A range of important issues were discussed in the latest British National Party Television programme from the EU Parliament, including the E. coli outbreak, the abandonment of nuclear power, the plight of the UK haulage industry, the Schengen Agreement and food price increases.
Speaking about the E. coli disaster, Mr Griffin said that it is not just a problem for Continental countries, as British taxpayers will be a leading contributor to an EU aid package that so far is estimated to cost £178 million.
He also revealed that most other MEPs have, unsurprisingly, cynically used the outbreak as a means to strengthen the EU’s power of regulation on such matters.
‘As we’ve talked about time and time again, they seize a real crisis and use it as an excuse to increase the powers of this place.

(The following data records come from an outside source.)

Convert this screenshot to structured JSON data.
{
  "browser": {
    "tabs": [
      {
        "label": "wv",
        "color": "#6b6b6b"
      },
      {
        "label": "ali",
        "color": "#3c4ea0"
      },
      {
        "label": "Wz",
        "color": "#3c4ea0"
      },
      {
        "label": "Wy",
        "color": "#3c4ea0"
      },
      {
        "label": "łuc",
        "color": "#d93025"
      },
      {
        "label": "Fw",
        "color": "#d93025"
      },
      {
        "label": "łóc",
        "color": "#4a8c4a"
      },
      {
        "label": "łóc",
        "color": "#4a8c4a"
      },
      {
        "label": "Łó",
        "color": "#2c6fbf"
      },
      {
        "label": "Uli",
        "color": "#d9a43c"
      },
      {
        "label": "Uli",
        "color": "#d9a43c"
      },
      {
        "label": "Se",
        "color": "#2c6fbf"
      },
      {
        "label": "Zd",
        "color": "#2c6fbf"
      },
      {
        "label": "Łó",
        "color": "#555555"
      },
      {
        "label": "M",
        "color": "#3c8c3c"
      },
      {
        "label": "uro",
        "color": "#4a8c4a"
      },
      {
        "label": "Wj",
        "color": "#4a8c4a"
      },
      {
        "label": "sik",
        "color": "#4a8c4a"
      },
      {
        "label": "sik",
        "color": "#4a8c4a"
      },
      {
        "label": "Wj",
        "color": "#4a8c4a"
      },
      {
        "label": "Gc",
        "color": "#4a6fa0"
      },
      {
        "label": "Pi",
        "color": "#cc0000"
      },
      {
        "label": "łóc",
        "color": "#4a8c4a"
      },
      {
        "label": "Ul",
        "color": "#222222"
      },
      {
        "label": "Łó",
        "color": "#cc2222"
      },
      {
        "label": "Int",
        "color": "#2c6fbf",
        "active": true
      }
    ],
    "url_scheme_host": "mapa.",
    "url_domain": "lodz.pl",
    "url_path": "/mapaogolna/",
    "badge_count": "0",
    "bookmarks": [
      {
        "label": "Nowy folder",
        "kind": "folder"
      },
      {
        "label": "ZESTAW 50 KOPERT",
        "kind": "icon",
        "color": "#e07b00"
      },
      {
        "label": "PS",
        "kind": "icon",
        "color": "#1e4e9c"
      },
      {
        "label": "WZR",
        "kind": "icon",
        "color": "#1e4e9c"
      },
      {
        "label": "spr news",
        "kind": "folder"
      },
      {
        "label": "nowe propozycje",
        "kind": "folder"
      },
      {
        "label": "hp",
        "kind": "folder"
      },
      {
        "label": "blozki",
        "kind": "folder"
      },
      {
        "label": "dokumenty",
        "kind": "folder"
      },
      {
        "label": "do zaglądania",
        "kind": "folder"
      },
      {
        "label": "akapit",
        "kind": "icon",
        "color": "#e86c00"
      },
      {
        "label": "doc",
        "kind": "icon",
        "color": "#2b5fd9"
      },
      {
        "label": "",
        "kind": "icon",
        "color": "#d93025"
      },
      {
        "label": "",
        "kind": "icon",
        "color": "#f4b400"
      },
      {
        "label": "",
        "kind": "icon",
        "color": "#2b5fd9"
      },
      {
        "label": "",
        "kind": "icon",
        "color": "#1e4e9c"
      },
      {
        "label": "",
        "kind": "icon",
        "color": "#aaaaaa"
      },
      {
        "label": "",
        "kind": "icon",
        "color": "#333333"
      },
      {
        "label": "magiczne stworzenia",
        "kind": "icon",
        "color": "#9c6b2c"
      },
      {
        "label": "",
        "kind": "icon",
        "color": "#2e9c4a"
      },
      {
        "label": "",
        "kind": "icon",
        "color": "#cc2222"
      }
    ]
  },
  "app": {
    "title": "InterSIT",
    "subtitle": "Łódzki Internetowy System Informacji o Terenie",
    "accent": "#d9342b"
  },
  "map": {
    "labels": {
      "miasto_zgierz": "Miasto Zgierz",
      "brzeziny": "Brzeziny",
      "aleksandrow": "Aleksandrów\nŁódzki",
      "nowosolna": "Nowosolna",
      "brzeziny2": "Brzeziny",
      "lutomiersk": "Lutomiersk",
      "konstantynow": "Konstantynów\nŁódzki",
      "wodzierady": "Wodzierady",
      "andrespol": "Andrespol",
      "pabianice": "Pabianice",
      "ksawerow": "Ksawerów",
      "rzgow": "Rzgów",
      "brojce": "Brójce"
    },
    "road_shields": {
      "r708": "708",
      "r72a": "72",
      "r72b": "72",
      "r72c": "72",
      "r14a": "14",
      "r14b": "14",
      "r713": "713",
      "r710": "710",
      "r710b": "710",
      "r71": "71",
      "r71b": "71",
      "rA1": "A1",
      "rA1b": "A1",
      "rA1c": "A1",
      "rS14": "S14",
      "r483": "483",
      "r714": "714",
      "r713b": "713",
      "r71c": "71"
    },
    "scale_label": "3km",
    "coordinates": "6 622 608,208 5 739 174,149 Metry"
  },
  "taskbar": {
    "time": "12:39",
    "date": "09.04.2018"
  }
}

Europhilia is a disease, just like E. coli, and it spreads; it’s spreading very rapidly,’ said Mr Griffin.
The North West MEP also criticized Germany and Switzerland’s knee-jerk decision to get rid of nuclear power, which he identified as part of the ongoing ‘full-scale de-industrialization of the West’.

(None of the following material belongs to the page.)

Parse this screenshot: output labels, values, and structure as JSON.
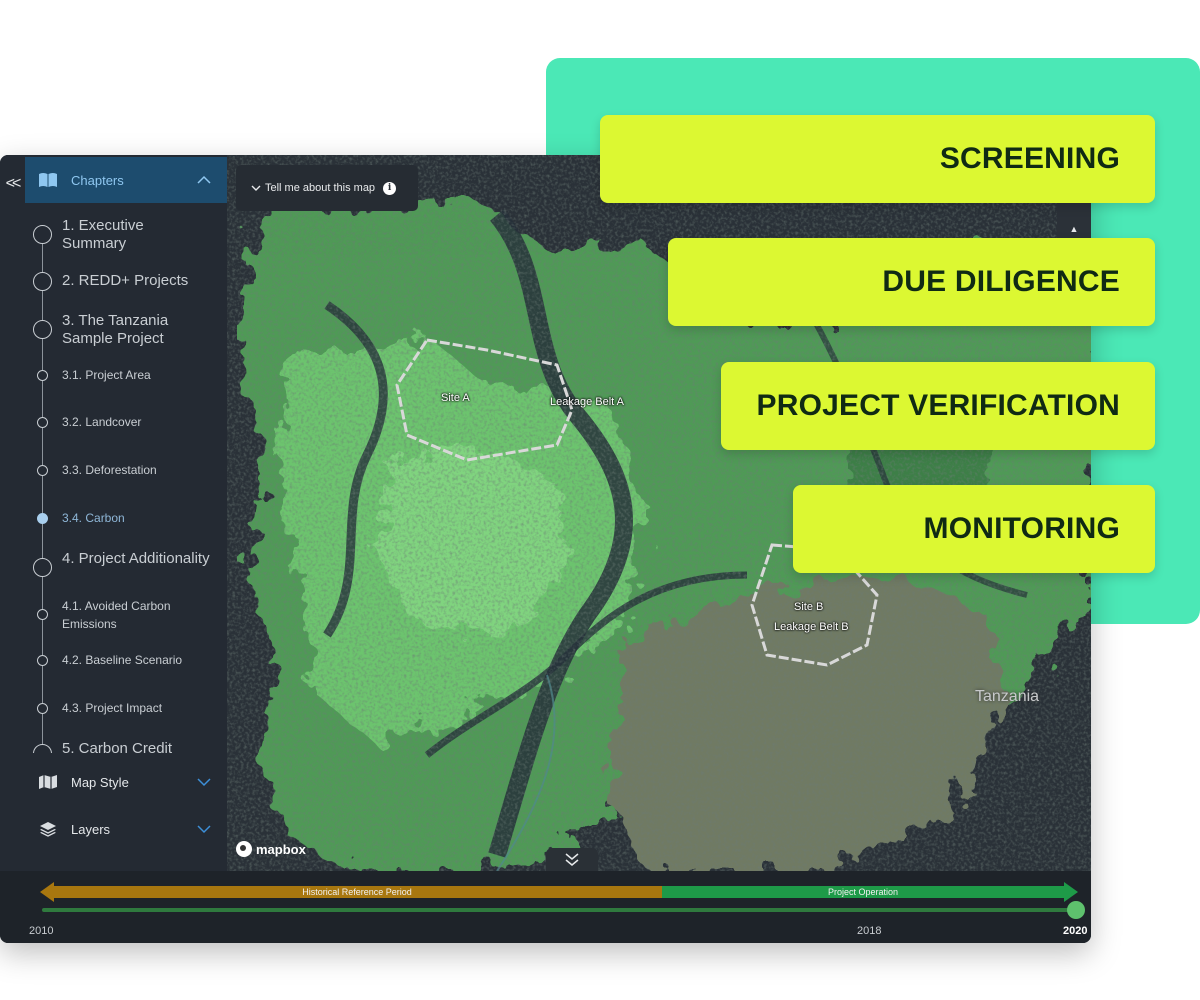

‘For the Germans and the Swiss to give way to this hysteria about carbon and get rid of this most dense and effective form of energy they’ve got at a time when oil is starting to run out is absolute insanity,’ he said.
As with the effects of the E. coli issue, Mr Griffin pointed out that the abandonment of nuclear power in other European countries will also affect the energy bills of British consumers and put costs through the roof.
On the subject of food price increases, Mr Griffin said that, as all the fuel sold in the EU now has to have a ten per cent addition of biofuels, 40 per cent of agricultural land in the United States is now being used to grow biofuel crops, mainly maize, rather than food.
That, he said, is putting poor people around the world, including those in deprived areas of Britain, in direct competition with wealthy car drivers for resources.
‘It’s not primarily drought that’s pushing food prices up; it’s the competition from the biofuels,’ said Mr Griffin.
‘If anyone voted Labour, or Tory or Liberal Democrat at the last general election, they voted for more of that nonsense. They voted for the political elite to put their food prices up. It’s as simple as that.’